Yunghun Yoo's latest solo exhibition at the 839 Gallery offers a thought-provoking exploration of connection and parting, mediated by the Southern California transportation system. Like philosopher Michel Foucault, who identified heterotopias as spaces that subvert societal norms, Yoo's work finds its own unique spatial ordinance in the interstices between train tracks.
The exhibition features a series of paintings that traverse the physical track, but also delve into the mental terrain of the traveler. In "Exit Wound," for instance, a bright yellow background evokes the carnage left by a gunshot, with flesh splintering and twining into horizon lines. This work serves as a poignant metaphor for parting ways, where something that once connected us leaves an indelible mark.
Yoo's paintings are not representations of trains but rather spaces within which transportation takes place. As he put it, "My paintings (of trains) are more spaces than beings of transportation." The artist's use of gestural vigor and expressive brushstrokes imbues his work with a dynamic energy, as if the train itself is in motion.
A prominent piece, "8(2)," features two columns of four nebulous spheres bound together by faint ligatures of color. This painting represents platform assignments, which are subject to transpositions or reconfiguration. Yoo experiments with opacity here, blighting out loud swathes and strokes into quiet implications that hover over the kitchen sink, railway signals beside an empty telephone niche.
The artist's exploration of connection is both subtle and profound. "I was trying to describe the idea of parting with something," he explained. Like a train hurtling down the track, something once connected us can leave behind only pain and tension. In his paintings, Yoo captures this interstitial place of discomfort and euphoria.
Other works in the exhibition, such as "Train II" and "Beach," blur the line between representation and figuration. The former features cylindrical shapes chugging along train tracks, while the latter is a translucent self-portrait with a Vitruvian Man-like figure stretched out yellow limbs over a salmon square.
Ultimately, Yoo's work defies fixed meaning, instead offering a serendipitous encounter that lingers in the mind like the movement of a train. His paintings are a testament to the complexity and beauty of connection – a space without a place where we find ourselves suspended between departure and arrival, forever bound to the tracks of our own journeys.
The exhibition features a series of paintings that traverse the physical track, but also delve into the mental terrain of the traveler.

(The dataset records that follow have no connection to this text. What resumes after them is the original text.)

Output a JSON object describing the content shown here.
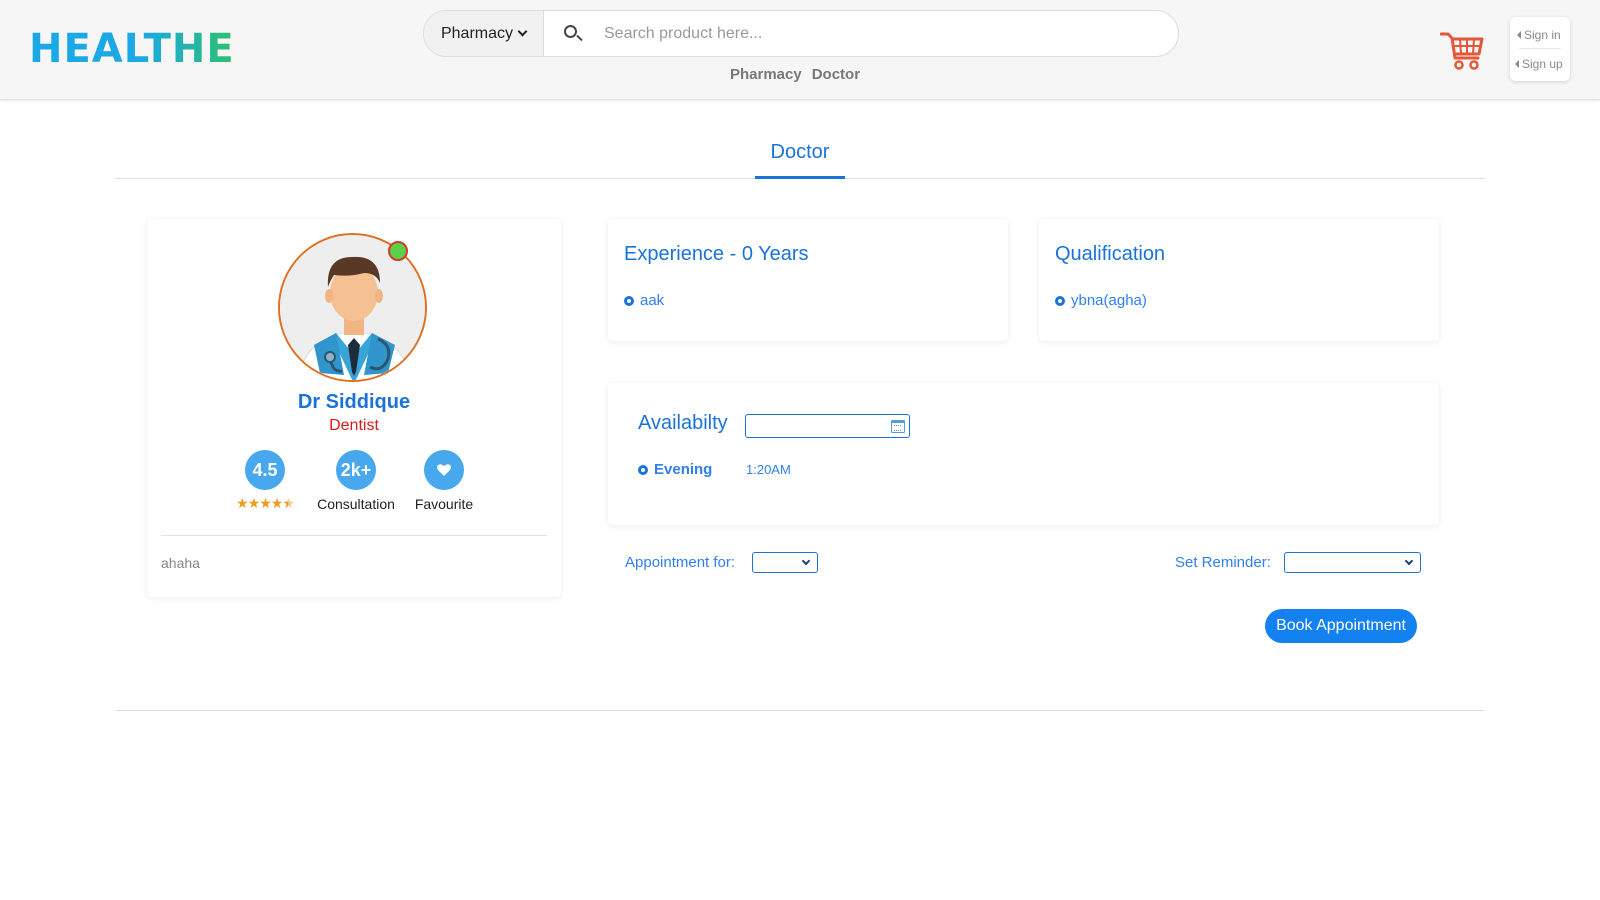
{
  "header": {
    "logo": "HEALTHE",
    "category_selected": "Pharmacy",
    "search_placeholder": "Search product here...",
    "nav": [
      "Pharmacy",
      "Doctor"
    ],
    "sign_in": "Sign in",
    "sign_up": "Sign up",
    "icons": {
      "search": "search-icon",
      "cart": "cart-icon"
    }
  },
  "tabs": {
    "active": "Doctor"
  },
  "profile": {
    "name": "Dr Siddique",
    "specialty": "Dentist",
    "rating": "4.5",
    "rating_stars": 4.5,
    "consultations": "2k+",
    "consultation_label": "Consultation",
    "favourite_label": "Favourite",
    "bio": "ahaha"
  },
  "experience": {
    "title": "Experience - 0 Years",
    "items": [
      "aak"
    ]
  },
  "qualification": {
    "title": "Qualification",
    "items": [
      "ybna(agha)"
    ]
  },
  "availability": {
    "title": "Availabilty",
    "slots": [
      {
        "label": "Evening",
        "time": "1:20AM"
      }
    ]
  },
  "appointment": {
    "for_label": "Appointment for:",
    "reminder_label": "Set Reminder:",
    "book_label": "Book Appointment"
  },
  "colors": {
    "primary": "#1a73d9",
    "button": "#1382f0",
    "specialty": "#d81b1b",
    "logo_from": "#1aa8e6",
    "logo_to": "#2fc06b",
    "online": "#5cd04a",
    "stars": "#f09a1b"
  }
}
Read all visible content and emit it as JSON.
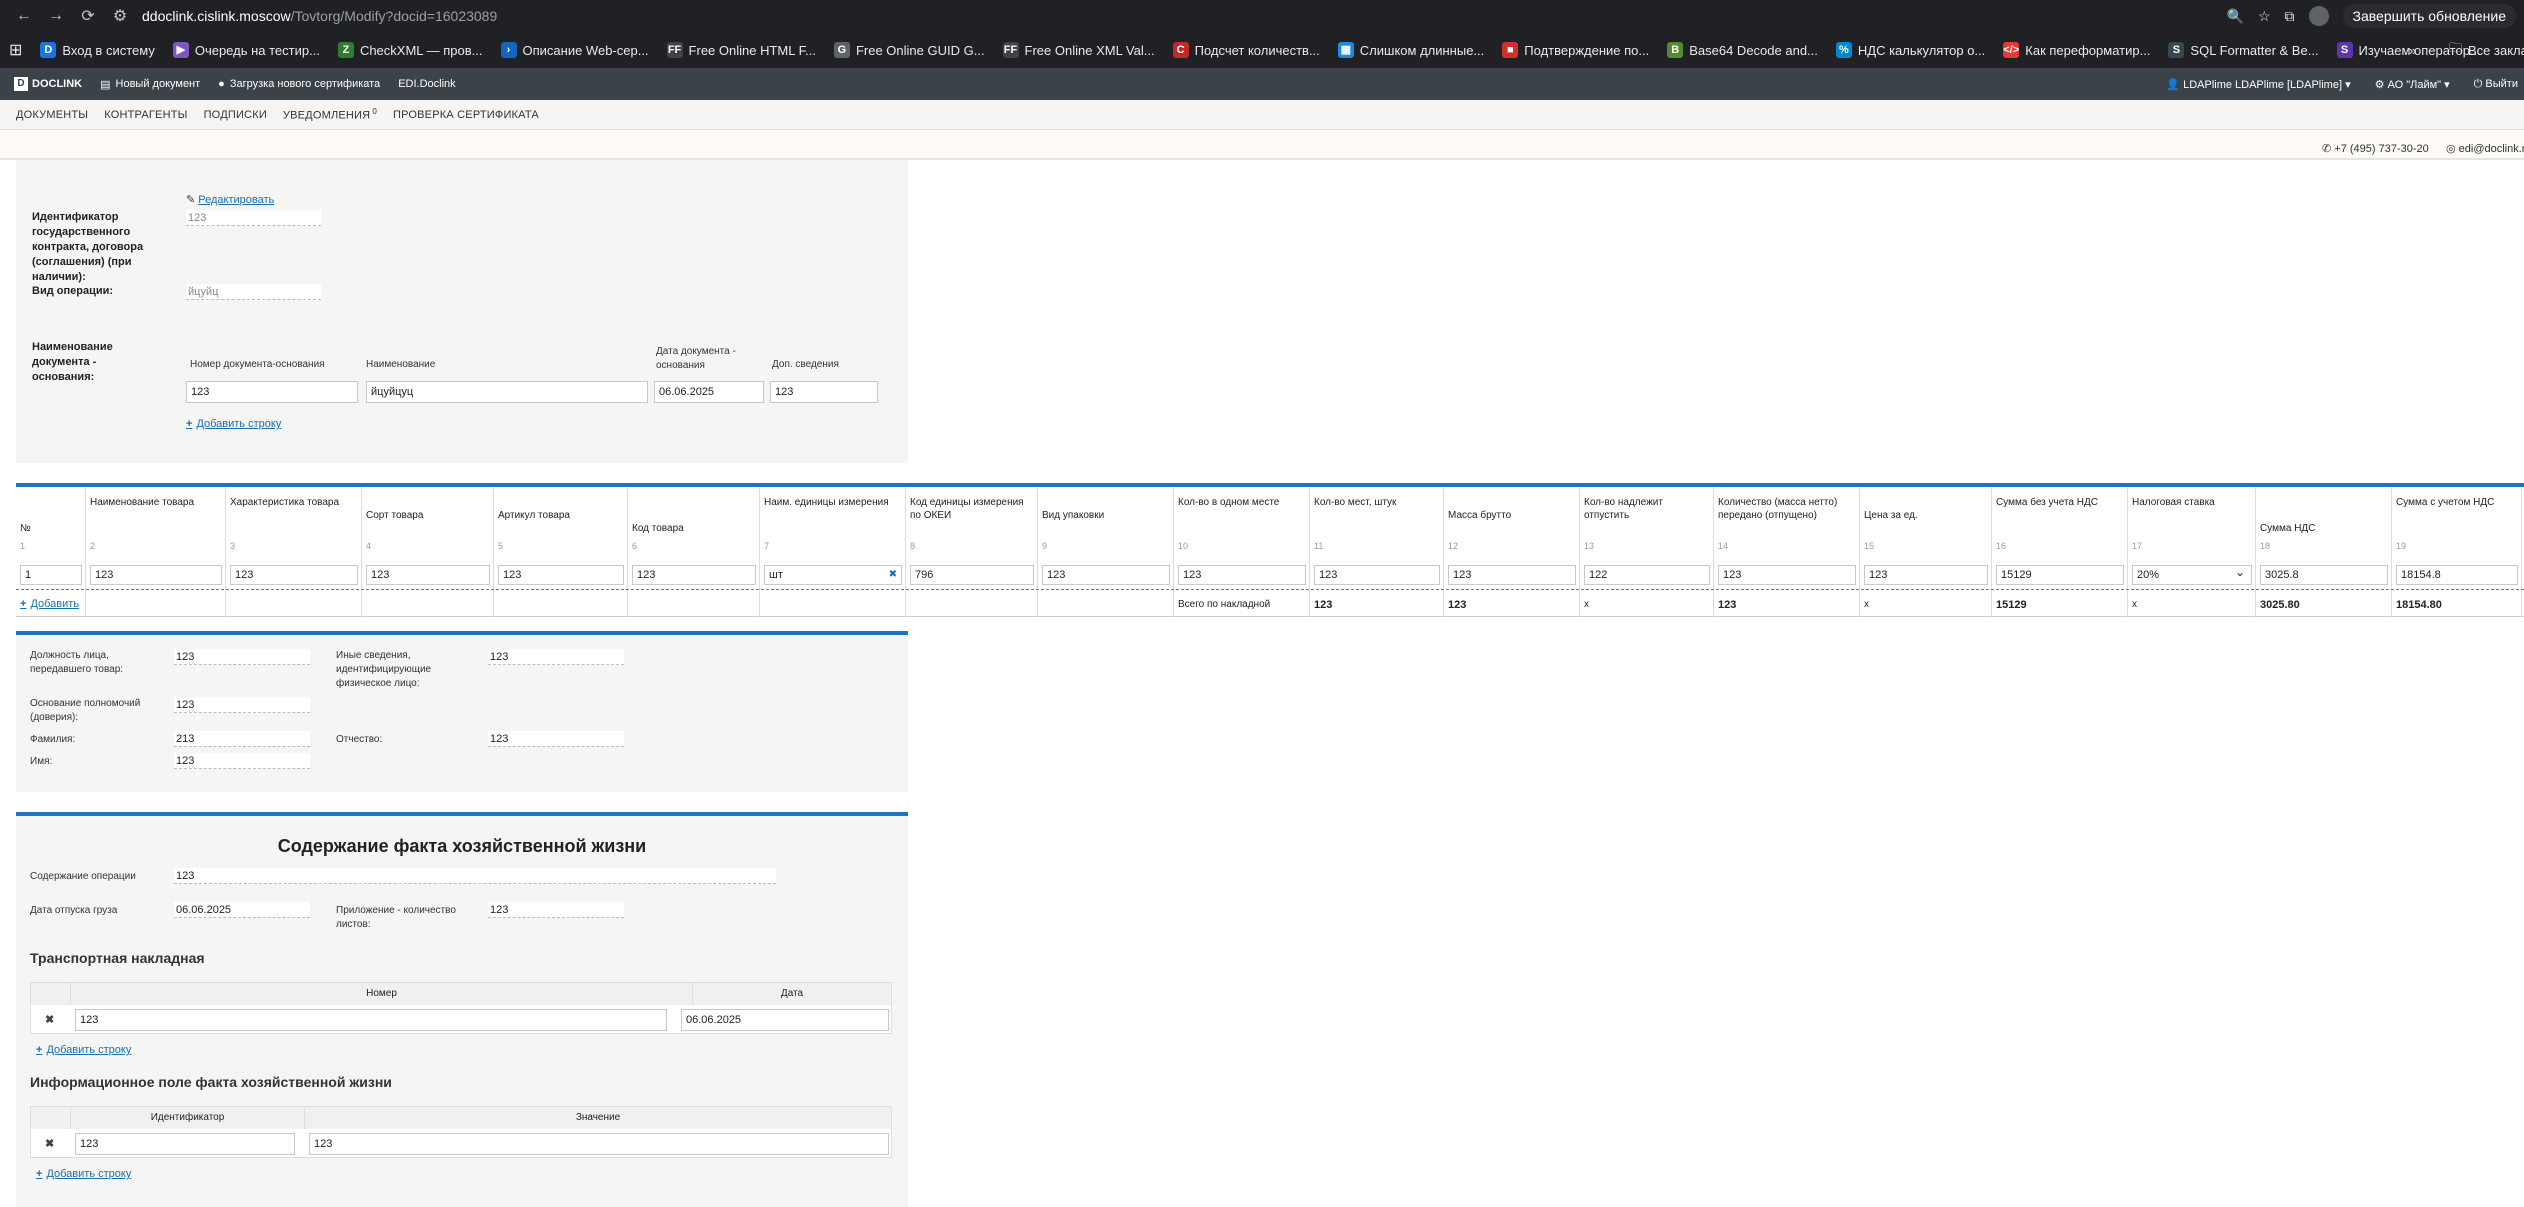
{
  "browser": {
    "url_host": "ddoclink.cislink.moscow",
    "url_path": "/Tovtorg/Modify?docid=16023089",
    "update_label": "Завершить обновление",
    "all_bookmarks_label": "Все закла",
    "bookmarks": [
      {
        "label": "Вход в систему",
        "color": "#1a73e8",
        "glyph": "D"
      },
      {
        "label": "Очередь на тестир...",
        "color": "#7e57c2",
        "glyph": "▶"
      },
      {
        "label": "CheckXML — пров...",
        "color": "#2e7d32",
        "glyph": "Z"
      },
      {
        "label": "Описание Web-сер...",
        "color": "#1565c0",
        "glyph": "›"
      },
      {
        "label": "Free Online HTML F...",
        "color": "#424242",
        "glyph": "FF"
      },
      {
        "label": "Free Online GUID G...",
        "color": "#5f6368",
        "glyph": "G"
      },
      {
        "label": "Free Online XML Val...",
        "color": "#424242",
        "glyph": "FF"
      },
      {
        "label": "Подсчет количеств...",
        "color": "#c62828",
        "glyph": "C"
      },
      {
        "label": "Слишком длинные...",
        "color": "#1e88e5",
        "glyph": "▦"
      },
      {
        "label": "Подтверждение по...",
        "color": "#d32f2f",
        "glyph": "■"
      },
      {
        "label": "Base64 Decode and...",
        "color": "#558b2f",
        "glyph": "B"
      },
      {
        "label": "НДС калькулятор о...",
        "color": "#0288d1",
        "glyph": "%"
      },
      {
        "label": "Как переформатир...",
        "color": "#e53935",
        "glyph": "</>"
      },
      {
        "label": "SQL Formatter & Be...",
        "color": "#37474f",
        "glyph": "S"
      },
      {
        "label": "Изучаем оператор...",
        "color": "#5e35b1",
        "glyph": "S"
      }
    ]
  },
  "header": {
    "logo": "DOCLINK",
    "new_doc": "Новый документ",
    "load_cert": "Загрузка нового сертификата",
    "edi": "EDI.Doclink",
    "user": "LDAPlime LDAPlime [LDAPlime]",
    "org": "АО \"Лайм\"",
    "exit": "Выйти"
  },
  "menu": {
    "documents": "ДОКУМЕНТЫ",
    "contractors": "КОНТРАГЕНТЫ",
    "subscriptions": "ПОДПИСКИ",
    "notifications": "УВЕДОМЛЕНИЯ",
    "notifications_count": "0",
    "check_cert": "ПРОВЕРКА СЕРТИФИКАТА"
  },
  "contacts": {
    "phone": "+7 (495) 737-30-20",
    "email": "edi@doclink.ru"
  },
  "top_section": {
    "edit_link": "Редактировать",
    "gov_contract_label": "Идентификатор государственного контракта, договора (соглашения) (при наличии):",
    "gov_contract_value": "123",
    "operation_type_label": "Вид операции:",
    "operation_type_value": "йцуйц",
    "basis_label": "Наименование документа - основания:",
    "basis_headers": [
      "Номер документа-основания",
      "Наименование",
      "Дата документа - основания",
      "Доп. сведения"
    ],
    "basis_values": [
      "123",
      "йцуйцуц",
      "06.06.2025",
      "123"
    ],
    "add_row": "Добавить строку"
  },
  "goods": {
    "headers": [
      "№",
      "Наименование товара",
      "Характеристика товара",
      "Сорт товара",
      "Артикул товара",
      "Код товара",
      "Наим. единицы измерения",
      "Код единицы измерения по ОКЕИ",
      "Вид упаковки",
      "Кол-во в одном месте",
      "Кол-во мест, штук",
      "Масса брутто",
      "Кол-во надлежит отпустить",
      "Количество (масса нетто) передано (отпущено)",
      "Цена за ед.",
      "Сумма без учета НДС",
      "Налоговая ставка",
      "Сумма НДС",
      "Сумма с учетом НДС"
    ],
    "numbers": [
      "1",
      "2",
      "3",
      "4",
      "5",
      "6",
      "7",
      "8",
      "9",
      "10",
      "11",
      "12",
      "13",
      "14",
      "15",
      "16",
      "17",
      "18",
      "19"
    ],
    "row": [
      "1",
      "123",
      "123",
      "123",
      "123",
      "123",
      "шт",
      "796",
      "123",
      "123",
      "123",
      "123",
      "122",
      "123",
      "123",
      "15129",
      "20%",
      "3025.8",
      "18154.8"
    ],
    "add_label": "Добавить",
    "totals_label": "Всего по накладной",
    "totals": {
      "places": "123",
      "gross": "123",
      "qty_release": "х",
      "qty_net": "123",
      "price": "х",
      "sum_wo_vat": "15129",
      "tax_rate": "х",
      "vat": "3025.80",
      "sum_with_vat": "18154.80"
    }
  },
  "person": {
    "position_label": "Должность лица, передавшего товар:",
    "position_value": "123",
    "other_label": "Иные сведения, идентифицирующие физическое лицо:",
    "other_value": "123",
    "authority_label": "Основание полномочий (доверия):",
    "authority_value": "123",
    "surname_label": "Фамилия:",
    "surname_value": "213",
    "patronymic_label": "Отчество:",
    "patronymic_value": "123",
    "name_label": "Имя:",
    "name_value": "123"
  },
  "fact": {
    "title": "Содержание факта хозяйственной жизни",
    "content_label": "Содержание операции",
    "content_value": "123",
    "ship_date_label": "Дата отпуска груза",
    "ship_date_value": "06.06.2025",
    "appendix_label": "Приложение - количество листов:",
    "appendix_value": "123",
    "waybill_title": "Транспортная накладная",
    "waybill_headers": [
      "Номер",
      "Дата"
    ],
    "waybill_row": [
      "123",
      "06.06.2025"
    ],
    "add_row": "Добавить строку",
    "info_title": "Информационное поле факта хозяйственной жизни",
    "info_headers": [
      "Идентификатор",
      "Значение"
    ],
    "info_row": [
      "123",
      "123"
    ],
    "add_row2": "Добавить строку"
  }
}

In "Exit Wound," for instance, a bright yellow background evokes the carnage left by a gunshot, with flesh splintering and twining into horizon lines. This work serves as a poignant metaphor for parting ways, where something that once connected us leaves an indelible mark.
Yoo's paintings are not representations of trains but rather spaces within which transportation takes place. As he put it, "My paintings (of trains) are more spaces than beings of transportation." The artist's use of gestural vigor and expressive brushstrokes imbues his work with a dynamic energy, as if the train itself is in motion.
A prominent piece, "8(2)," features two columns of four nebulous spheres bound together by faint ligatures of color. This painting represents platform assignments, which are subject to transpositions or reconfiguration. Yoo experiments with opacity here, blighting out loud swathes and strokes into quiet implications that hover over the kitchen sink, railway signals beside an empty telephone niche.
The artist's exploration of connection is both subtle and profound. "I was trying to describe the idea of parting with something," he explained. Like a train hurtling down the track, something once connected us can leave behind only pain and tension. In his paintings, Yoo captures this interstitial place of discomfort and euphoria.
Other works in the exhibition, such as "Train II" and "Beach," blur the line between representation and figuration. The former features cylindrical shapes chugging along train tracks, while the latter is a translucent self-portrait with a Vitruvian Man-like figure stretched out yellow limbs over a salmon square.
Ultimately, Yoo's work defies fixed meaning, instead offering a serendipitous encounter that lingers in the mind like the movement of a train. His paintings are a testament to the complexity and beauty of connection – a space without a place where we find ourselves suspended between departure and arrival, forever bound to the tracks of our own journeys.